As the 2012 Bill becomes effective from February 15, 2013, what remains to be seen now is the effective implementation of the same. In India it is not very uncommon to see amendments being made to legislations to make them fall in line with global standards, but in practicality we never see these laws being effectively implemented. The need of the hour in India is not just to have stringent laws against money laundering but also to ensure that the law is being properly followed by one and all. Therefore, as stated above, where on the one hand we see the US Government levying penalty on HSBC to pay USD 1.92 billion, on the other hand we see the Government of India taking no action at all against HSBC, despite it being a clear case of money laundering. Further, besides HSBC, the US has imposed a fine of USD 667 million on Standard Chartered, ING Bank (USD 619 million), Credit Suisse (USD 536 million), Royal Bank of Scotland (USD 500 million) and Barclays as well. Hence, very clearly, it is time for the Indian Government to wake up from their deep slumber and start scrutinizing the miscreants more pertinently.

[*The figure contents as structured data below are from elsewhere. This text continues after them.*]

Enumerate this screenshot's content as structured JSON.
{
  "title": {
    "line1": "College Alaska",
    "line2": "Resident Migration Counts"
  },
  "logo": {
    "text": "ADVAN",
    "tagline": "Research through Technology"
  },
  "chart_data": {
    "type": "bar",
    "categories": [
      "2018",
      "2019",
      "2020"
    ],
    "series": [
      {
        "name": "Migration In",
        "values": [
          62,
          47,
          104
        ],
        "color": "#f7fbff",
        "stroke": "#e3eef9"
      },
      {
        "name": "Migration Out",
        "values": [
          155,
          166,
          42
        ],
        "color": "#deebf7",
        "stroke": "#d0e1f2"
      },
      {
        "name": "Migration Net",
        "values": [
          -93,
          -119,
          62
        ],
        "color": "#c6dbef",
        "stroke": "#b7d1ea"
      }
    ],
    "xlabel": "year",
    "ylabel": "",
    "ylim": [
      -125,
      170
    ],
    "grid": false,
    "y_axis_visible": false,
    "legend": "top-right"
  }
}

On the part of financial institutions, it is imperative that they regularly assess money laundering risks in their products/services/transactions/delivery channels as well as evaluate if their current policies and procedures mitigate those risks. It is further of utmost importance that under the new law, the financial institutions ensure proper customer identification procedures including identification of beneficial ownership and politically exposed persons. However, while monitoring and identifying of these procedures is important, establishing an efficient client data updation process is also equally vital.